Vous voyez venir l’astuce ? Un bon jeu de cartes à collectionner repose sur le fait que toutes les cartes n’ont pas la même rareté, certaines, moins répandues, faisant l’objet de toutes les convoitises. Or, si une carte virtuelle est une simple image, impossible de certifier son authenticité. En lançant Sorare en 2019, les fondateurs, Nicolas Julia et Adrien Montfort, ont donc utilisé le principe du NFT pour assurer la rareté des cartes. Il y a donc des dizaines de milliers de cartes "communes", puis des cartes "limitées" dont il n’existe que 1000 exemplaires, des cartes "rares" (100 exemplaires), des "super rares" (10 exemplaires) et des cartes uniques, qui comme leur nom l’indique, ne peuvent être détenues que par une seule personne.
C’est donc là que la "place de marché" décrite plus haut prend tout son intérêt : les cartes les plus rares voient leur prix s’envoler. A l’heure où nous écrivons ces lignes, la carte la plus chère en vente représente le joueur Ogechika Heil, qui joue pour le club néerlandais des Go Ahead Eagles, et vaut… 2,6 millions d’euros. Si rien ne garantit que cette carte au prix astronomique trouve preneur, on peut avoir une idée plus précise des prix d'échange en regardant les enchères en cours. L’une des dix cartes "super rares" du parisien Messi, mise aux enchères ce mardi à une mise à prix autour de 100€, comptait 16 enchérisseurs, avec une enchère à 26 292€ neuf heures avant la fin de la vente.

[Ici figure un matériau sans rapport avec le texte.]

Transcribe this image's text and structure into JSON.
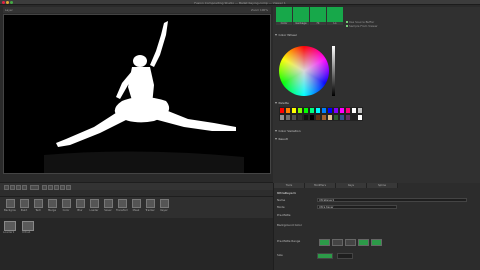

Et ces ventes astronomiques ne se font pas en euros, mais en Etherum, la cryptomonnaie dont la blockchain (le fameux registre de transactions hyper-sécurisé) la plus communément utilisée pour les transactions de NFT.
Des actionnaires prestigieux
La recette miracle de la "licorne" pourrait s’arrêter là, mais Sorare a, en plus, pu compter sur le soutien de noms qui eux aussi facilitent la sortie du carnet de chèques : l’entrepreneur touche-à-tout Xavier Niel, patron de Free et actionnaire du Monde, de Deezer et du catalogue de Claude François, est l’un des premiers à avoir misé sur Sorare, qui a investi dès 2019 une somme de 100 000 euros dans l’entreprise. Le fondateur du site Reddit est également entré au capital de Sorare, comme plusieurs fonds d’investissement et… des joueurs de foot. Antoine Griezmann, l’Allemand André Schürrle et l’Espagnol Gerard Piqué, sont aussi actionnaires de Sorare.
Pour afficher ce contenu Youtube, vous devez accepter les cookies Publicité.
Ces cookies permettent à nos partenaires de vous proposer des publicités et des contenus personnalisés en fonction de votre navigation, de votre profil et de vos centres d'intérêt.
Avec cette double légitimité conférée par des noms prestigieux, côté tech et côté sport, Sorare jouit donc d’une croissance vertigineuse. Grâce à cette dernière levée de fonds, l’entreprise espère se lancer aux États-Unis et se développer sur d’autres sports.